In the spirit of ideas worth spreading, TEDx is a program of local, self-organized events that bring people together to share a TED-like experience. At a TEDx event, TEDTalks video and live speakers combine to spark deep discussion and connection in a small group. These local, self-organized events are branded TEDx, where x = independently organized TED event. The TED Conference provides general guidance for the TEDx program, but individual TEDx events are self-organized.* (*Subject to certain rules and regulations)

Rethinking Prison and Public Safety

This talk invites people to rethink a system of "warehouse" prisons that is costly and frequently makes inmates worse.

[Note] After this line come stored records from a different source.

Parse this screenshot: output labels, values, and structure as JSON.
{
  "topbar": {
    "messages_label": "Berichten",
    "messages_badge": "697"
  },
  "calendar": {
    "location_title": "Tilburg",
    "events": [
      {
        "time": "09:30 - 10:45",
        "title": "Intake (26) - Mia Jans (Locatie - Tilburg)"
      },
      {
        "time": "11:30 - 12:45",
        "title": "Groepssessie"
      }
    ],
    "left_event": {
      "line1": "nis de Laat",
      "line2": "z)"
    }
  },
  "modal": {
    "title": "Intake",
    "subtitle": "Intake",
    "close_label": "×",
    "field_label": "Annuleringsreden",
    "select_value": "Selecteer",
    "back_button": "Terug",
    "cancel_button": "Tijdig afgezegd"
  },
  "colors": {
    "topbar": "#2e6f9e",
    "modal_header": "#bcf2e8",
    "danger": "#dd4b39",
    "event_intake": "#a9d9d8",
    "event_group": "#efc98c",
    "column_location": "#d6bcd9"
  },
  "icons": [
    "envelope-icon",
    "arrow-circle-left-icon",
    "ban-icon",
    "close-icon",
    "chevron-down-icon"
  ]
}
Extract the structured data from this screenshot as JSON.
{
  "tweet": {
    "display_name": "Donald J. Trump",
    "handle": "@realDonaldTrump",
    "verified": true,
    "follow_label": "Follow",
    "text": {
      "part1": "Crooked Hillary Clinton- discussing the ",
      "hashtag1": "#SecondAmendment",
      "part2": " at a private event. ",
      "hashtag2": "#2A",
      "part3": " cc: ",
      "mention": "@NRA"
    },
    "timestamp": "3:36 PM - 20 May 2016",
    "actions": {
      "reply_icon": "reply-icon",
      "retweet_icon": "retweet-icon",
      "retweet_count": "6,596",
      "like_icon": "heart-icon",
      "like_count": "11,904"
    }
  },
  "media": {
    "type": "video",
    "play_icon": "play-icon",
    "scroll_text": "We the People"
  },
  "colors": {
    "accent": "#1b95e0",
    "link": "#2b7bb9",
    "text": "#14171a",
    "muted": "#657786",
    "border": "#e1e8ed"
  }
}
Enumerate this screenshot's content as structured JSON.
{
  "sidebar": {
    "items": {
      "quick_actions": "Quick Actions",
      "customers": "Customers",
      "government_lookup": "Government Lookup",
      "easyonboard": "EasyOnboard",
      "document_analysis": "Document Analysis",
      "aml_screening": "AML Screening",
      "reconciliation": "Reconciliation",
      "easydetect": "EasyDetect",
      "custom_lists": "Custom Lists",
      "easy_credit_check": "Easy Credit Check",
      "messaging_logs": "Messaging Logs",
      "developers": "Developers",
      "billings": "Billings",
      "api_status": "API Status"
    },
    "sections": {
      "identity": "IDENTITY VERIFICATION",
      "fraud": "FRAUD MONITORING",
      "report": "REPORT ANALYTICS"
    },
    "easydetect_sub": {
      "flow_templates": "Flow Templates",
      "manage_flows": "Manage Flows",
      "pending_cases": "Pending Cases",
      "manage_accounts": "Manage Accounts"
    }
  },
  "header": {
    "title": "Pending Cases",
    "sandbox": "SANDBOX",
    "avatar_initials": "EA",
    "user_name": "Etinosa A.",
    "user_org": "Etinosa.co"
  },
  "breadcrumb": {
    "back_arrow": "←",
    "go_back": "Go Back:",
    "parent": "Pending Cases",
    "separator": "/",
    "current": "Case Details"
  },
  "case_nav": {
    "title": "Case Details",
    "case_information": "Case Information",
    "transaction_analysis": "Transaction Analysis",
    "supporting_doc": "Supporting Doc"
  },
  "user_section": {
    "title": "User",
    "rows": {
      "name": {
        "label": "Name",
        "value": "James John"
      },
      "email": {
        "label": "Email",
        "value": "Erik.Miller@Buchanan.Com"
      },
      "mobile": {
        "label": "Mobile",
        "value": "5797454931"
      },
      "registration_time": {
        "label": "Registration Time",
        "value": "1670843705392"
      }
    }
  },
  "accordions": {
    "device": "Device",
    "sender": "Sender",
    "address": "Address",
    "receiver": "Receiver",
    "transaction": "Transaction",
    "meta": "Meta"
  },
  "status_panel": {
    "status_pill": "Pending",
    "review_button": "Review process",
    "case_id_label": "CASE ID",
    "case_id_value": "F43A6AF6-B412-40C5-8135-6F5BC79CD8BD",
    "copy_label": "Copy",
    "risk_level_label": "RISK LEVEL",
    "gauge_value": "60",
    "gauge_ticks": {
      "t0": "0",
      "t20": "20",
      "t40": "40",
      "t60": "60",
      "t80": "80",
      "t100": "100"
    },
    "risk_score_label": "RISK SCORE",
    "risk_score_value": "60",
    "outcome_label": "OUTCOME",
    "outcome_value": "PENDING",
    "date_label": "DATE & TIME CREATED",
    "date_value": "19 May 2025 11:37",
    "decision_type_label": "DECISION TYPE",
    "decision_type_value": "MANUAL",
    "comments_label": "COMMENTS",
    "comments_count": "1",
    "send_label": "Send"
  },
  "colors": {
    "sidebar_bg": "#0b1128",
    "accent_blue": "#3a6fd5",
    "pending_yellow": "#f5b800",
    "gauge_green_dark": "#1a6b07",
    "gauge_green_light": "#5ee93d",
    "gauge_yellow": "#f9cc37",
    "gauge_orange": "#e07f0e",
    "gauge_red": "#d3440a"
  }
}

It asks, If you found out a neighbor was recently released from prison, what kind of prison would you like it to be? The answer is based on the presenter's visit to a new breed of Japanese rehabilitation center that are a high-tech, public-private partnership that is rehabilitation intensive and strives to be a partner with the community. He concludes that prisons should contribute to public safety and our state should also envision a "model prison for the next 50 years."

Dr Paul Leighton is a Professor of Criminology at Eastern Michigan University. He is the co-author of three books that explore how the criminal justice system contributes to social problems like crime and inequality: The Rich Get Richer and the Poor Get Prison (10th ed); Class, Race, Gender & Crime (3rd ed); and Punishment for Sale: Private Prisons, Big Business and the Incarceration Binge. In addition to writing numerous chapters and journal articles, he served on the board of the local domestic violence shelter for six years (including two as president). Paul hopes for a safer and more just society.